3 Replies Latest reply on Jan 13, 2012 6:33 AM by audunmathiasygard

    Filtering out "duplicate" rows

      Hi,

       

      I need some help to figure out how to filter out some duplicate data from a database.

       

      In the attached example, I'd like to filter out any rows with an ID which has *more* than one row in any given week. In the example, this means we'd like to filter out rows with the ID 1234 or 3198 in any calculations we do, since the first has several rows in all weeks, and the second has two rows in the last week.

       

      It is of course possible to remove these "duplicate" rows with a custom SQL query, but the real database is unfortunately very large, and I keep thinking there must be a simple way to do it inside Tableau (except for manual filtering, as I've done in the example)...

       

      Anyone able to help?

        • 1. Re: Filtering out "duplicate" rows

          Since this was posted right before Christmas, I'll take the liberty to ask again.

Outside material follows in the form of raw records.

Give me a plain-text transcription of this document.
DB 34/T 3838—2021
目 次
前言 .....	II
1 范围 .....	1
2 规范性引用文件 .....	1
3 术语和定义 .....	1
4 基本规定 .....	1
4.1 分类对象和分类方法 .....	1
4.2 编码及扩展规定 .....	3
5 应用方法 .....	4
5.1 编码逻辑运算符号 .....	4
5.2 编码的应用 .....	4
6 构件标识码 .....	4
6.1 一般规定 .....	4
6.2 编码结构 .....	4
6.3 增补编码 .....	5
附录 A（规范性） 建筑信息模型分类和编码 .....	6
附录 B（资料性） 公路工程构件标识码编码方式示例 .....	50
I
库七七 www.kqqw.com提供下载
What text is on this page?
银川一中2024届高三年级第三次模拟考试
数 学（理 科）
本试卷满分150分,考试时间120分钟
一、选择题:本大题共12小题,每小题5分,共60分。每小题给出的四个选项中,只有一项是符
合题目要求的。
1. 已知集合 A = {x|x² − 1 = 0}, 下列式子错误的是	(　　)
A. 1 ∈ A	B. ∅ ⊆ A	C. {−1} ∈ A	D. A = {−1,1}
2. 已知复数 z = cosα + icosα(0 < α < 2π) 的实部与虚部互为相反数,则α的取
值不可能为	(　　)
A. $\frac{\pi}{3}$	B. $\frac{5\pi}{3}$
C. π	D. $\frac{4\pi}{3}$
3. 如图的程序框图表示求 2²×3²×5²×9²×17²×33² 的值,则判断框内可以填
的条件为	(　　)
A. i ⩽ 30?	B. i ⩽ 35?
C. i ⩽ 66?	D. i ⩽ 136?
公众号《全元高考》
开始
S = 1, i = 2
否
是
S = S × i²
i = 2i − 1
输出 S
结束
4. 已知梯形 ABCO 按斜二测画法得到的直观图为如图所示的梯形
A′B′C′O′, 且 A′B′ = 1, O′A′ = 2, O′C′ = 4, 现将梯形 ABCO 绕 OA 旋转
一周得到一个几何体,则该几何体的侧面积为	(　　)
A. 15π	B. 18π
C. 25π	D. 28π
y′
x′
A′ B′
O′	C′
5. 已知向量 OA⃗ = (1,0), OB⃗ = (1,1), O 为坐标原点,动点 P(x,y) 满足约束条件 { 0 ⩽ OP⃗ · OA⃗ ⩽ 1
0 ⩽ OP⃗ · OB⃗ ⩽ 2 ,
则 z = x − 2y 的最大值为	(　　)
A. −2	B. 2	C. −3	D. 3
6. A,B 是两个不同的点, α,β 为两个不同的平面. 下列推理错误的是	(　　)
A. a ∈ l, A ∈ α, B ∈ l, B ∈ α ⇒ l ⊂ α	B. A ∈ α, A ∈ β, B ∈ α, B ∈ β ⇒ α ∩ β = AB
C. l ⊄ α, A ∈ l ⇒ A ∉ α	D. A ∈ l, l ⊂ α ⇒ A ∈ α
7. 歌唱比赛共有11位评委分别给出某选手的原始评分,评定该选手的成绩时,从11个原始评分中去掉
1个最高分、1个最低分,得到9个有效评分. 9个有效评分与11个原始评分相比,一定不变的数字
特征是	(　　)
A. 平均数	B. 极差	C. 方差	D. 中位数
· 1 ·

Anyone able to help?

          • 2. Re: Filtering out "duplicate" rows
            Richard Leeke

            Let me just check that I understand the logic you want first.  You want to be able to get aggregates (weekly averages in the case of the example) across the database, but excluding any IDs which ever occur more than once in any week from all of the aggregates - i.e. you don't even want to include one instance of the duplicated rows and you never want to include an ID that has ever been duplicated within the aggregates for any week, even weeks where it is not duplicated.  Is that right?

             

            I think It would be possible to filter out the rows using table calculations in Tableau - though as you say your real database is very large this may not be practicable.  It certainly wouldn't count as "simple".  The only way I can see to do it with table calculations would be to bring back weekly values for each ID, including a count of values for that ID in that week.  You could then have a calculated field which checked for the WINDOW_MAX() of the count of rows for each ID and do all of your aggregate calculations locally with WINDOW_XXX() functions.  But it would get horribly messy.

             

            I think some custom SQL is likely to scale much further and make your workbook much simpler.

            • 3. Re: Filtering out "duplicate" rows

              You understood me correctly.

               

              As you say, the way to do it is to count weekly numbers of each ID. I can calculate these values in a worksheet in Tableau using a table calculation, but I can't then use these results as a filter for another worksheet, which is the problem..

               

              Looks like I might have to go with custom SQL.